3.2. Entrambi i motivi sono inammissibili perche’ chiedono una rivalutazione di merito della controversia, in presenza di una motivazione approfondita e congrua (cfr. pagg. 6, 7 e 8 del ricorso) sul valore e le caratteristiche dell’immobile, descritto in tutti i suoi aspetti dalla CTU, e valutato in relazione ad entrambe le criticita’ prospettate: con la conseguenza che la censura, pur apparentemente ricondotta al vizio di violazione di legge, tenta di realizzare una surrettizia trasformazione del giudizio di legittimita’ in un nuovo, non consentito, terzo grado di merito (cfr. Cass. 8758/2017).
4. Con il quarto motivo, infine, la ricorrente deduce, ex articolo 360 c.p.c., nn. 3 e 5, la violazione e falsa applicazione dei principi generali in materia di valutazione delle prove e, segnatamente, dell’articolo 116 c.p.c., in relazione al criterio di ragionevolezza del giudizio che era stato oggetto di discussione fra le parti. Lamenta che la Corte territoriale aveva determinato il valore del danno nella differenza fra quello della quota dell’immobile accertato dal CTU secondo i valori di mercato dell’anno 2000, gia’ decurtato dei costi necessari per sanare le irregolarita’ edilizie: ma nel procedere al calcolo lamenta la commissione di un errore che aveva determinato un importo ingiustamente piu’ elevato.

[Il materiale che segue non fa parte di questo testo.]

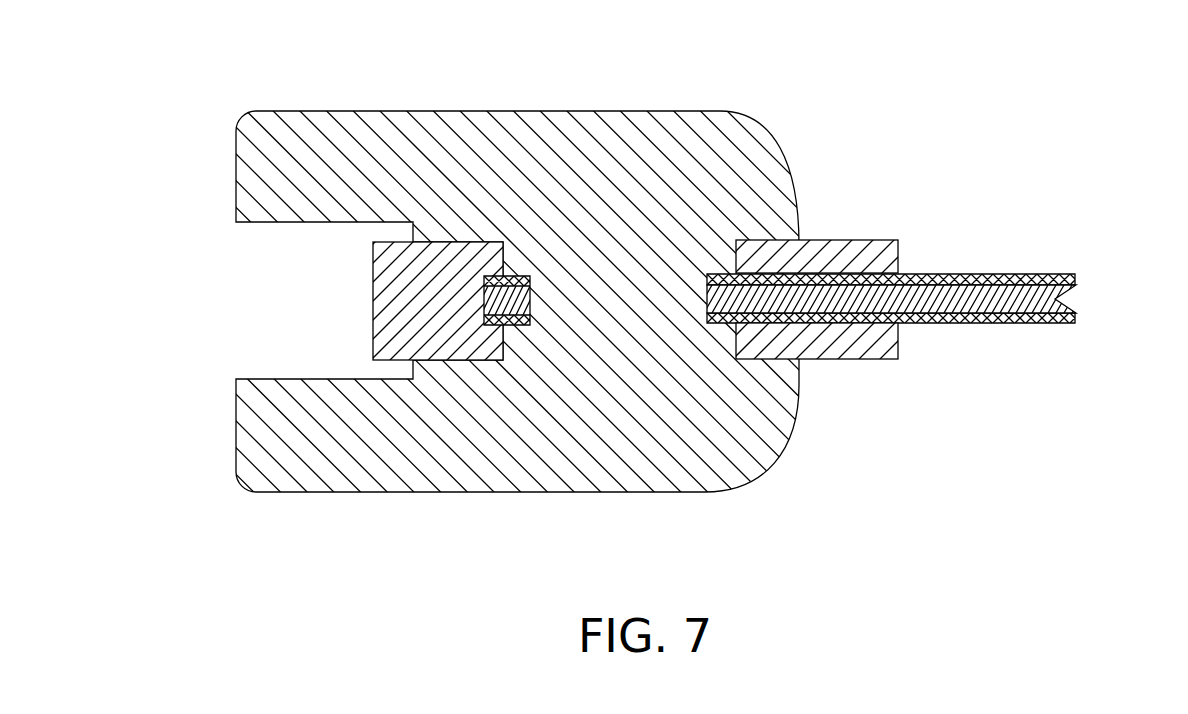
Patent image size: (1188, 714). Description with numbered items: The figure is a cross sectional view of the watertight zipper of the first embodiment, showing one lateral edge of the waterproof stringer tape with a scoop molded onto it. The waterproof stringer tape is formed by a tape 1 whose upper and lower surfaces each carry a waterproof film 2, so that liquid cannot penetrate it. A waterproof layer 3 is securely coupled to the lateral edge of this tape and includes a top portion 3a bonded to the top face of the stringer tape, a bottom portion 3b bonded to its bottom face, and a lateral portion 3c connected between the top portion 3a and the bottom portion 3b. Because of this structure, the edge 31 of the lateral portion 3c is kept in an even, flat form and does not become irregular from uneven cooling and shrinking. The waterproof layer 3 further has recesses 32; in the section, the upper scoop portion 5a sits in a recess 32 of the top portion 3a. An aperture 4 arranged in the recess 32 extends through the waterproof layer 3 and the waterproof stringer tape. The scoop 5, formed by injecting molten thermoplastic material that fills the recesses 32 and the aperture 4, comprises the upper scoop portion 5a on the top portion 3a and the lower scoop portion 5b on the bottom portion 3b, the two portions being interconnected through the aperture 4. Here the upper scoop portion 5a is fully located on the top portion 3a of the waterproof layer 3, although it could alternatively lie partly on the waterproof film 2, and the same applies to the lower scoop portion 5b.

The tape 1 is at (1053, 297).
The waterproof film 2 is at (1048, 272).
The waterproof layer 3 is at (693, 406).
The top portion 3a is at (847, 255).
The bottom portion 3b is at (810, 340).
The lateral portion 3c is at (513, 384).
The aperture 4 is at (532, 300).
The scoop 5 is at (594, 310).
The upper scoop portion 5a is at (247, 172).
The lower scoop portion 5b is at (240, 408).
The edge of the lateral portion 31 is at (373, 275).
The recess 32 is at (503, 243).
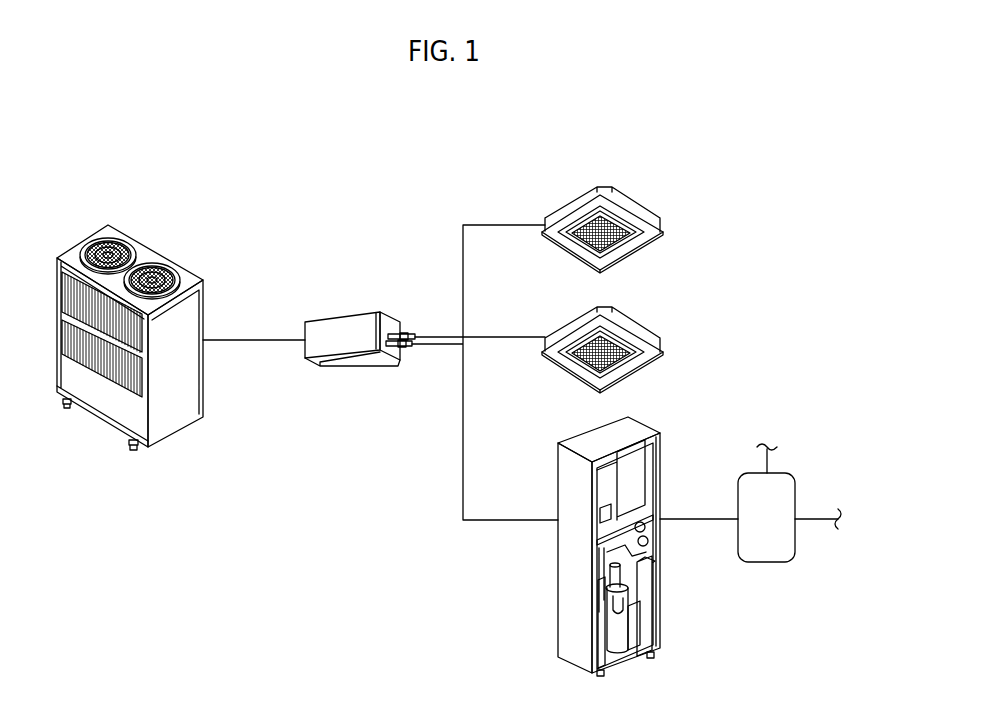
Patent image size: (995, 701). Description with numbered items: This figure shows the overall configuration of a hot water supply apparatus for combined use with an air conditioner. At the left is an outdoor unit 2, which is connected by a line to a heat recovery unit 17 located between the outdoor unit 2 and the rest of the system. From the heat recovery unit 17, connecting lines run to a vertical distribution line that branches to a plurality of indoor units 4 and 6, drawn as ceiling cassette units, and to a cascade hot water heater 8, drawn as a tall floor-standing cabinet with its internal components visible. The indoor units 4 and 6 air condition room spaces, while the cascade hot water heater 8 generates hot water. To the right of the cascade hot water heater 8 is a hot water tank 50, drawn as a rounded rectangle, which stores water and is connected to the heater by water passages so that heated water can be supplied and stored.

The outdoor unit 2 is at (176, 238).
The heat recovery unit 17 is at (384, 297).
The indoor unit 4 is at (655, 182).
The indoor unit 6 is at (659, 306).
The cascade hot water heater 8 is at (662, 413).
The hot water tank 50 is at (772, 562).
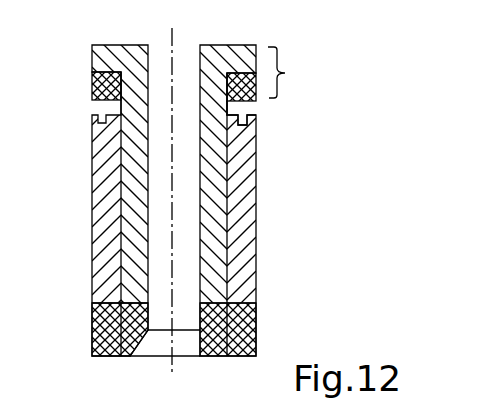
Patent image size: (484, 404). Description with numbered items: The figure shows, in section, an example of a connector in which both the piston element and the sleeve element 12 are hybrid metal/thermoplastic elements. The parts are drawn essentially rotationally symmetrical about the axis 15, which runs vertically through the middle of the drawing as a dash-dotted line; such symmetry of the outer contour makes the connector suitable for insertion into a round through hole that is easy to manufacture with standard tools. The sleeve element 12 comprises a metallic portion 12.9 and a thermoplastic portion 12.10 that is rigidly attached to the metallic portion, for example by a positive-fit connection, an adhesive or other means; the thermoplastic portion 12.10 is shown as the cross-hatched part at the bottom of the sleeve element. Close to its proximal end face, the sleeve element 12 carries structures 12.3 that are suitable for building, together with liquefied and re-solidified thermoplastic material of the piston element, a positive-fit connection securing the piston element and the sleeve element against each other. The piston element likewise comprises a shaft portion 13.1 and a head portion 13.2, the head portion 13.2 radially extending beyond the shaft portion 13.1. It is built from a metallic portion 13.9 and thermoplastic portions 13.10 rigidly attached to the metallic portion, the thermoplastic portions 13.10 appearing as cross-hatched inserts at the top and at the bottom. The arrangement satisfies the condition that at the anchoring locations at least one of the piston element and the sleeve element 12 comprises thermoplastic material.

The sleeve element 12 is at (256, 208).
The structures 12.3 is at (285, 114).
The metallic portion of the sleeve element 12.9 is at (238, 173).
The thermoplastic portion of the sleeve element 12.10 is at (103, 324).
The shaft portion 13.1 is at (302, 72).
The head portion 13.2 is at (138, 167).
The metallic portion of the piston element 13.9 is at (208, 243).
The thermoplastic portion of the piston element 13.10 is at (108, 85).
The axis 15 is at (169, 367).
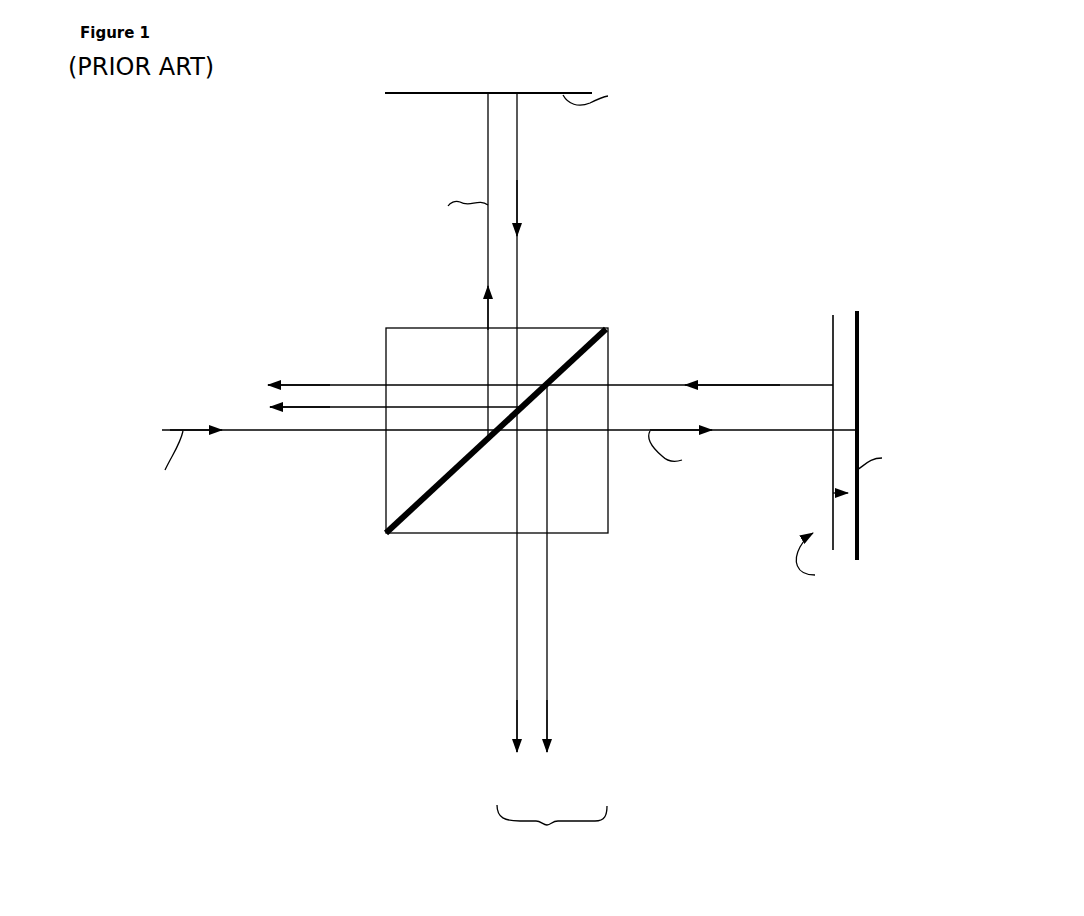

4.1. Il motivo e’ fondato.
Pacifico, infatti, che il valore della quota dell’immobile venduto, tenuto conto dei costi sostenuti per sanare le irregolarita’ edilizie, fosse pari ad Euro 57.775,72, quello dichiarato nell’atto di vendita, rivalutato e convertito con riferimento all’anno 2000, risulta pari ad Euro 33.737,00: con la conseguenza che il danno subito, corrispondente alla differenza fra i due valori e’ pari ad Euro 24.038,12, inferiore alla somma di Euro 38.121,93 erroneamente indicata nella sentenza impugnata.
Trattasi di un evidente errore di calcolo, in relazione al quale non sono necessari altri accertamenti di fatto, ragione per cui questa Corte puo’ decidere nel merito in relazione all’unico motivo accolto, correggendo la motivazione ed il dispositivo.
5. Le spese, tenuto conto dell’andamento del giudizio di legittimita’, devono essere compensate nella misura di un quinto.
I restanti quattro quinti sono posti a carico del ricorrente e liquidati come da dispositivo ex Decreto Ministeriale n. 55 del 2014.
P.Q.M.
La Corte, rigetta il primo motivo di ricorso; dichiara inammissibile il secondo, il terzo ed il quinto; accoglie il quarto e decidendo nel merito in relazione al motivo accolto, condanna la ricorrente ai pagamento della minor somma di Euro 24.038,12 oltre rivalutazione monetaria ed interessi legali nella misura di legge.
Compensa fra le parti le spese del giudizio di legittimita’ nella misura di un quinto e condanna la ricorrente a rifondere alla parte controricorrente i restanti quattro quinti che liquida in Euro 3000,00 per compensi oltre accessori e rimborso forfettario spese generali nella misura di legge.